…the stock market should have jumped last Thursday when ObamaCare was ruled constitutional. If it was fear of ObamaCare, then the stock market should have fallen.
It did neither. Austan Goolsbee:
Austan Goolsbee: The Markets Did Not React When ObamaCare Was Declared Constitutional: Of all the public reactions to last Thursday's surprise ruling from the Supreme Court on the Affordable Care Act, one of the most interesting came from the markets: Nothing happened. That probably disappointed those who spent the past two years saying that the costs from increased regulation and fear of the health plan explain why U.S. companies have not hired faster and have accumulated huge amounts of cash on their balance sheets. If that were so, the court ruling should have had a big impact on expected future profits. Stocks should have tumbled.
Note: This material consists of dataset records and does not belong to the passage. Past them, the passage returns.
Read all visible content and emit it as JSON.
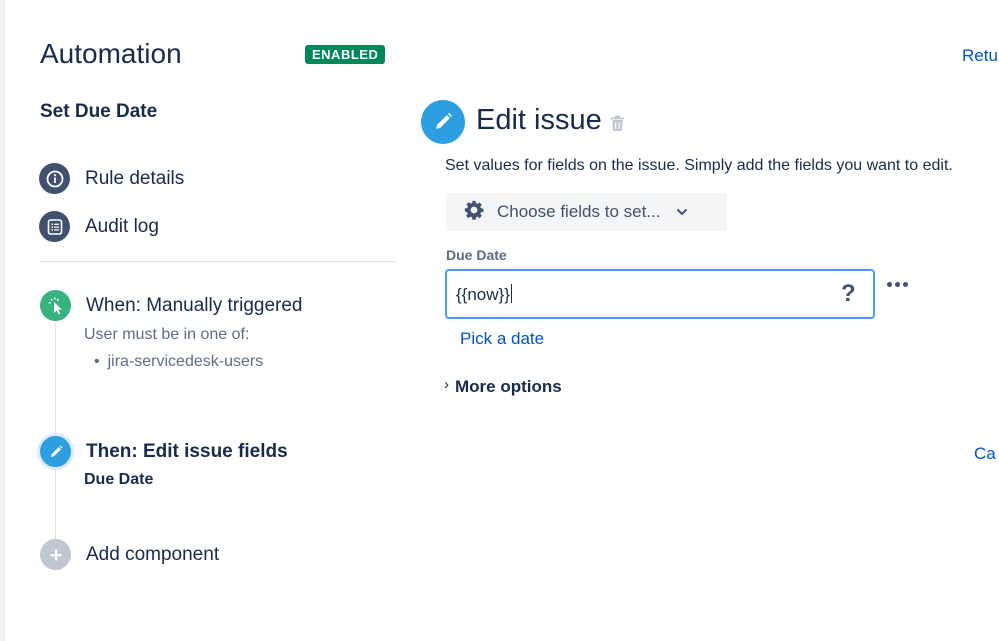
{
  "header": {
    "title": "Automation",
    "status_badge": "ENABLED",
    "return_link": "Retu"
  },
  "rule": {
    "name": "Set Due Date"
  },
  "nav": {
    "items": [
      {
        "label": "Rule details",
        "icon": "info-icon"
      },
      {
        "label": "Audit log",
        "icon": "list-icon"
      }
    ]
  },
  "flow": {
    "trigger": {
      "title": "When: Manually triggered",
      "subtitle": "User must be in one of:",
      "groups": [
        "jira-servicedesk-users"
      ]
    },
    "action": {
      "title": "Then: Edit issue fields",
      "detail": "Due Date"
    },
    "add_component": "Add component"
  },
  "editor": {
    "title": "Edit issue",
    "description": "Set values for fields on the issue. Simply add the fields you want to edit.",
    "choose_fields_label": "Choose fields to set...",
    "field": {
      "label": "Due Date",
      "value": "{{now}}",
      "help": "?"
    },
    "pick_date": "Pick a date",
    "more_options": "More options",
    "cancel_link": "Ca"
  },
  "colors": {
    "enabled_green": "#00875a",
    "link_blue": "#0052cc",
    "trigger_green": "#36b37e",
    "action_blue": "#2d9fe0",
    "nav_icon": "#42526e",
    "focus_border": "#4c9aff"
  }
}
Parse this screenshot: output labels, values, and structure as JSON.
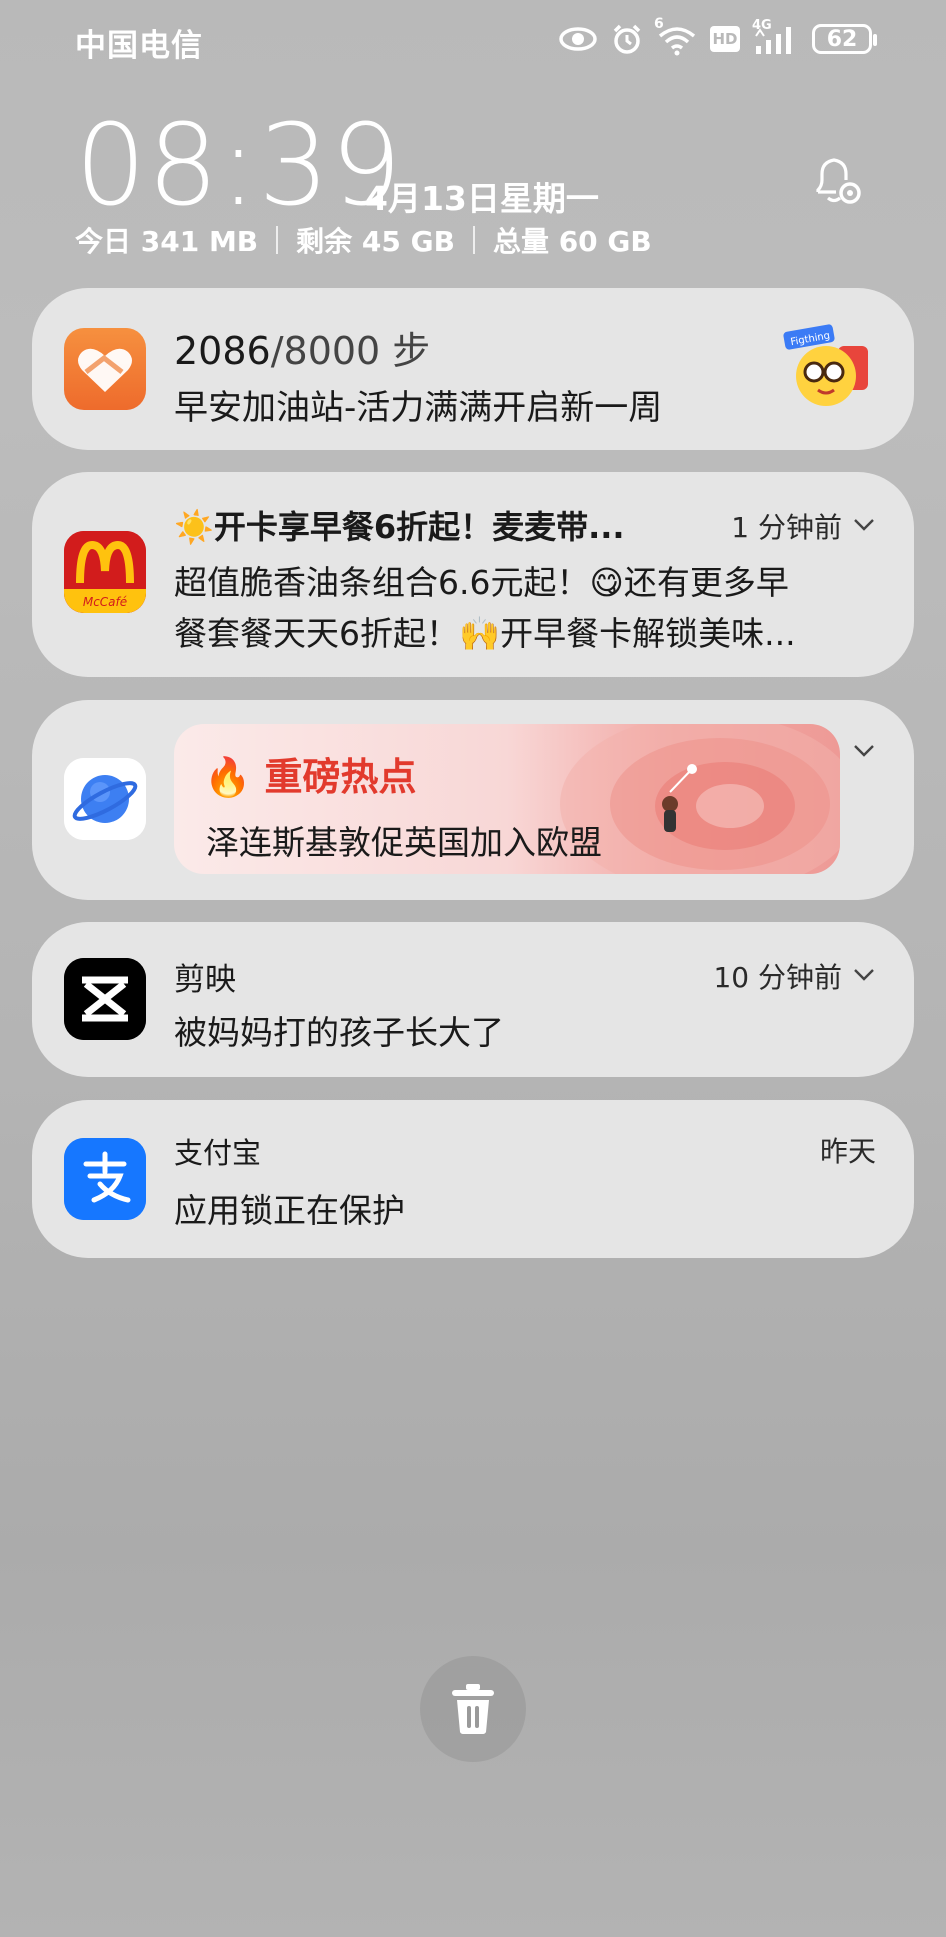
{
  "status_bar": {
    "carrier": "中国电信",
    "network_label": "4G",
    "hd_label": "HD",
    "wifi_superscript": "6",
    "battery": "62"
  },
  "lockscreen": {
    "time": "08:39",
    "date": "4月13日星期一",
    "data_today": "今日 341 MB",
    "storage_free": "剩余 45 GB",
    "storage_total": "总量 60 GB"
  },
  "notifications": [
    {
      "app": "health",
      "steps": "2086",
      "steps_total": "/8000 步",
      "body": "早安加油站-活力满满开启新一周",
      "mascot_label": "Figthing"
    },
    {
      "app": "mcdonalds",
      "icon_label": "McCafé",
      "title": "☀️开卡享早餐6折起！麦麦带...",
      "time": "1 分钟前",
      "body_line1": "超值脆香油条组合6.6元起！😋还有更多早",
      "body_line2": "餐套餐天天6折起！🙌开早餐卡解锁美味..."
    },
    {
      "app": "browser",
      "hot_label": "🔥 重磅热点",
      "headline": "泽连斯基敦促英国加入欧盟"
    },
    {
      "app": "剪映",
      "title": "剪映",
      "time": "10 分钟前",
      "body": "被妈妈打的孩子长大了"
    },
    {
      "app": "支付宝",
      "title": "支付宝",
      "time": "昨天",
      "body": "应用锁正在保护"
    }
  ],
  "colors": {
    "health_orange": "#f07a33",
    "mcd_red": "#d21c1c",
    "mcd_yellow": "#ffc20e",
    "alipay_blue": "#1677ff",
    "hot_red": "#e23a2d"
  }
}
They didn't, and the markets' collective yawn was the latest piece of evidence refuting the notion that the health plan and other regulations are the main problems facing the economy….
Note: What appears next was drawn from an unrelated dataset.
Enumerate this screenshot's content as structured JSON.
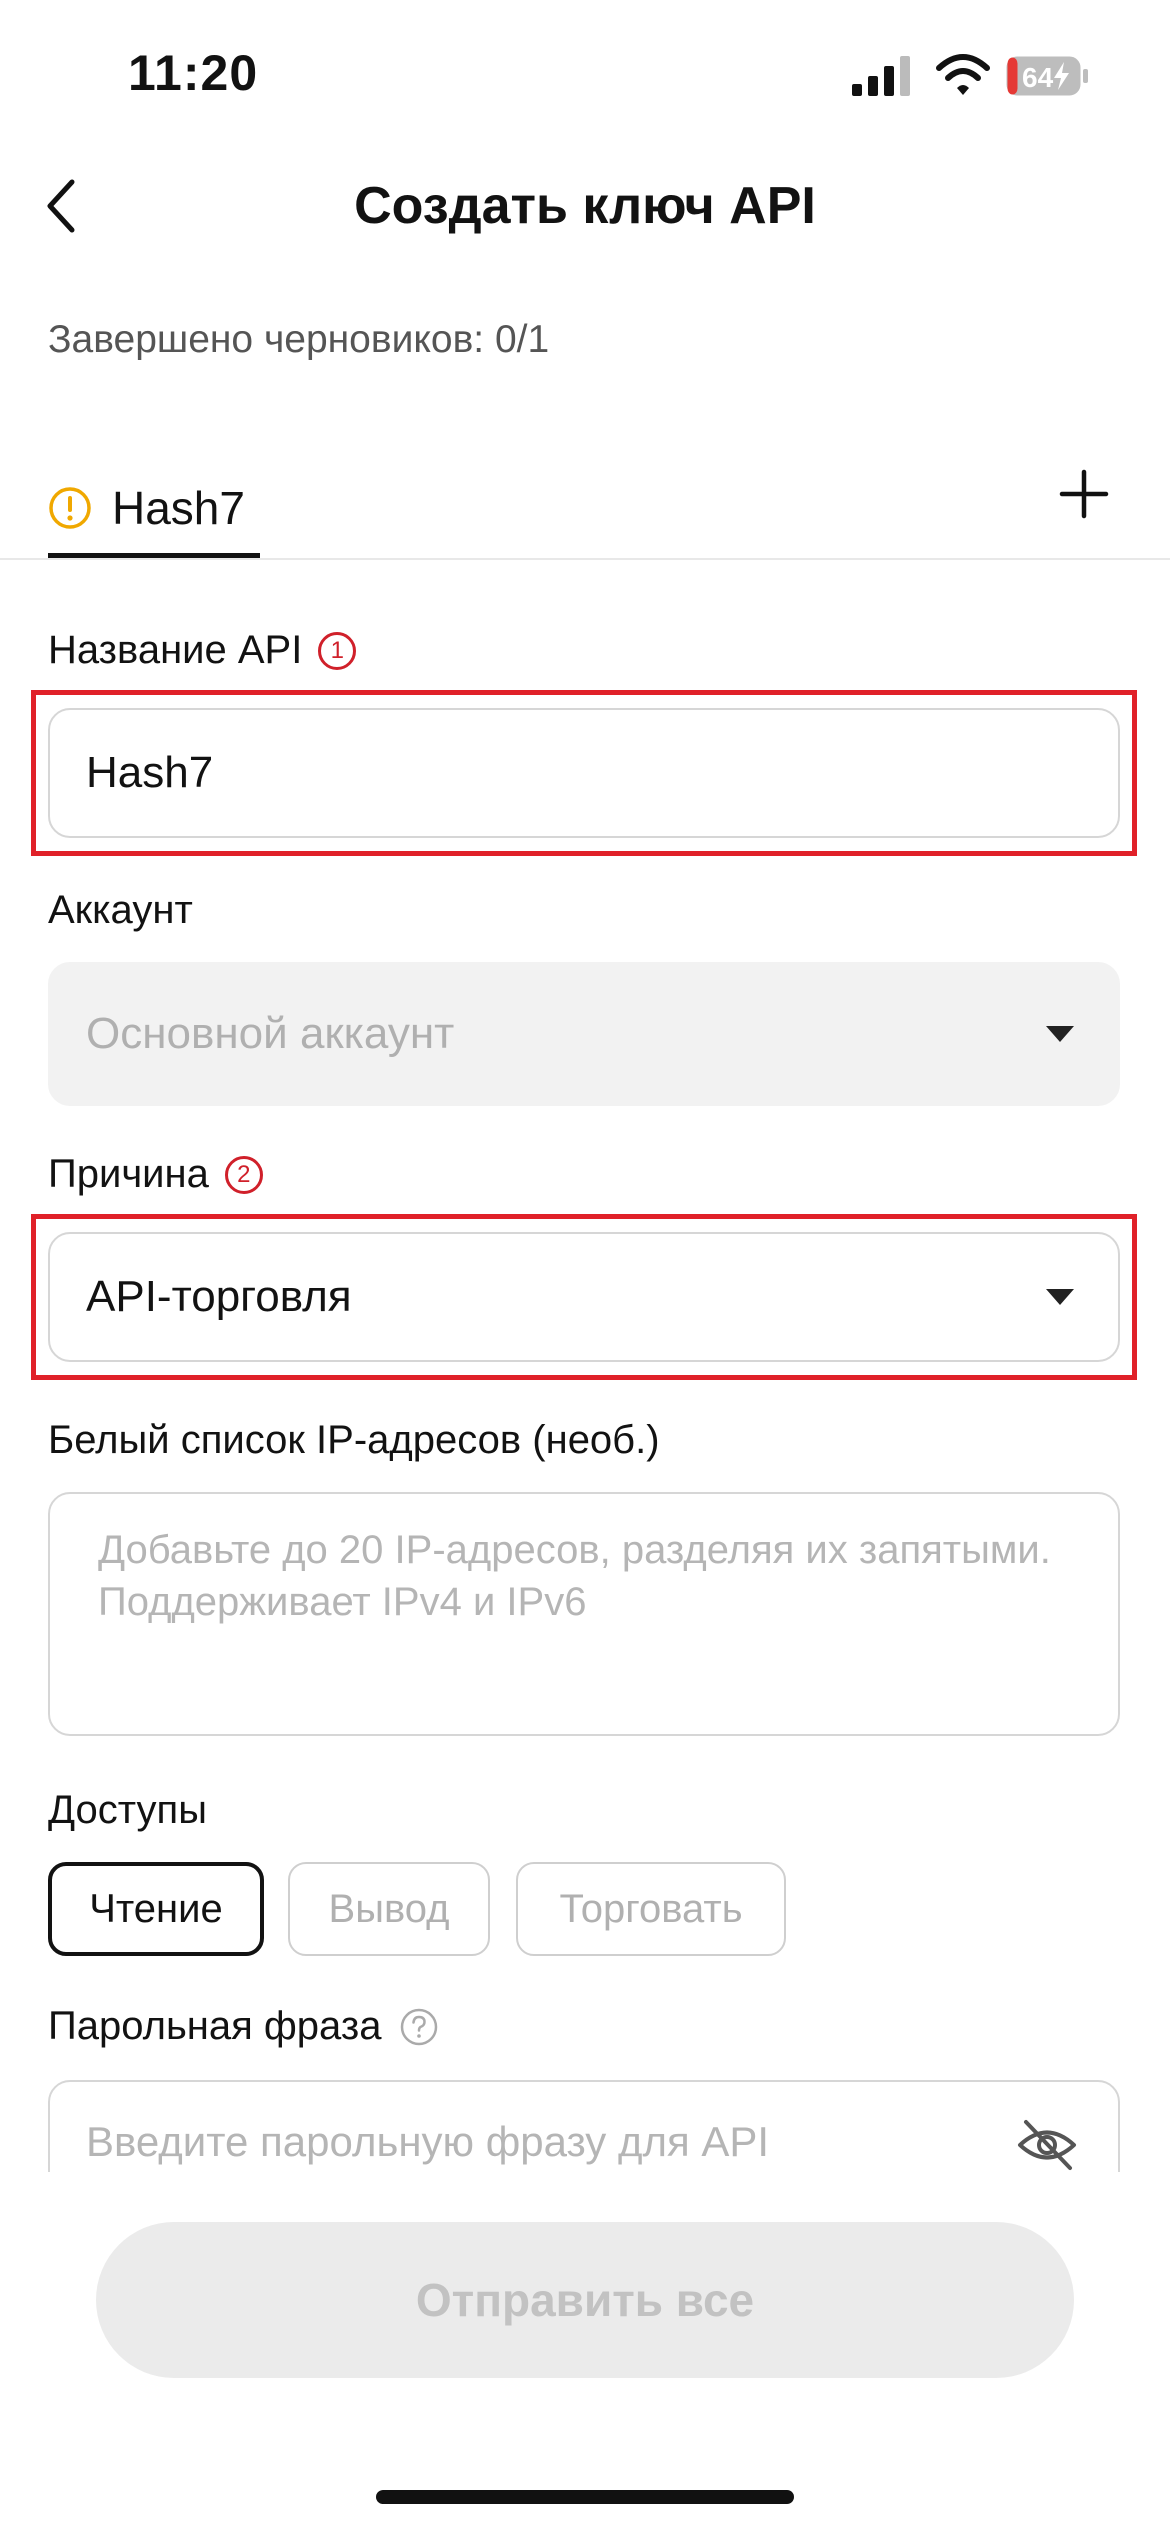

What about the companies that have hoarded so much cash? It turns out that the hoarding began years before the Obama administration even took office…. Cash hoarding also pervades the rest of the developed world—in countries that have not undergone regulatory changes or passed new health plans. As a share of the economy, the cash holdings of companies in the healthiest European countries are actually 15% to 30% higher than they are here. Clearly, U.S. policy has not driven that.
Perhaps we shouldn't really be surprised that regulatory trends can't explain macroeconomic performance. They haven't for decades. Surveys showed that business people were even more dissatisfied with President Clinton's perceived regulatory overreach than they are with President Obama's today. Yet our economy grew rapidly during the 1990s. President George W. Bush aggressively deregulated throughout the economy, yet growth in the 2000s was modest (and followed by financial crisis). Now, under Mr. Obama's policies, the private sector has added close to a million more jobs than during Mr. Bush's first term….
[D]ata do show fear and uncertainty and companies unwilling to make long-term investments. But that fear is not predominantly about U.S. regulation. It is rooted in the dangers of further financial crisis and of not having enough customers. It is a fear that hangs over most of the developed world….
[L]et's agree with the market's judgment: Health-care reform and regulations are not the reason for the economy's slow recovery.